How Do Vaccines Work?

By Katie Pain

In our current climate, many people are taking the steps to be vaccinated in order protect themselves from COVID-19, as well as many other illnesses… but what is in a vaccination, and how can it protect us from disease.


Before we can understand how vaccines work we need to understand how our bodies fight illness. When a pathogen (disease causing organism) enters your body, it can infect and cause disease which makes you ill. The symptoms you get as a result are often the visible signs of your body trying to fight the illness - for example coughing. However your body is also fighting from the inside. The pathogens contain antigens, which cause the production of antibodies. Antibodies and antigens fit together like puzzle pieces. The antigens are unique to different pathogens, and so different antibodies are necessary to fight different diseases.

They latch onto the antigen and work together with the body's immune system to kill the pathogen and fight the disease. Although the antibodies are specific to individual illnesses, when they are produced, they are remembered by ‘memory cells’ so that if you come in contact with that pathogen again, the antibodies can be produced quickly and will fight the disease quicker than before. Although this method works for less deadly diseases, like the common cold, when you come in contact with a deadly pathogen, within the time it takes for your body to produce the antibodies, and to fight the disease, you can get very ill.

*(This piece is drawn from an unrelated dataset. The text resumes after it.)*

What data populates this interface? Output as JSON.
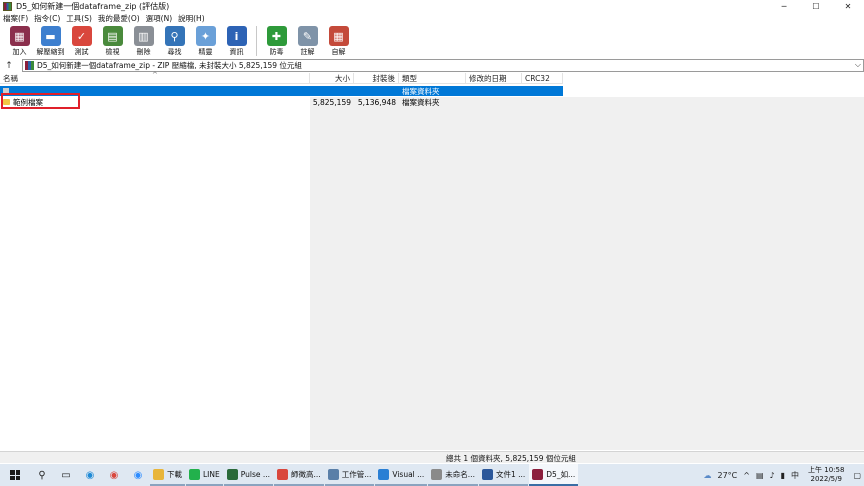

A vaccination is a dead or weakened form of the pathogen. When injected into your body, it allows your immune system to create the necessary antibodies to fight the antigens and allows the memory cells to store them, without actually making you ill. This means that when you come in contact with the actual pathogen, your immune system immediately starts to combat it, and can produce antibodies at a much faster rate than before.

As well as helping you to get better quickly, and stopping you from feeling unwell, the vaccine helps to reduce your viral load, meaning that you don’t spread the disease as easily to others, which reduces the infection rate. When a lot of people are vaccinated, this creates Herd Immunity. This means that because a lot of people have reduced viral loads and don’t get very bad symptoms (for instance coughing, which can easily spread pathogens), it is more difficult for the disease to circulate and spread around a community, meaning that less people come in contact with the disease. Over time, because less people are getting infected, this reduces the spread and slowly works towards abolishing the disease completely.

History has proved that by vaccinating, and creating herd immunity, we can eradicate diseases completely over time. For instance, Polio, tetanus, and the measles, (and many more) were all a massive threat in the past, but since the use of vaccinations, we have almost completely expelled any risk of these illnesses. Polio in particular, was a worldwide disease in the early 1900s, which was highly infectious. It invaded the brain and spinal cord, causing paralysis. While it used to be a huge threat and widely spread, the use of vaccinations has led to us completely eradicating it.

If we continue to vaccinate against coronavirus, we will stop the spread of the virus. We can create herd immunity, and hopefully completely eradicate the disease.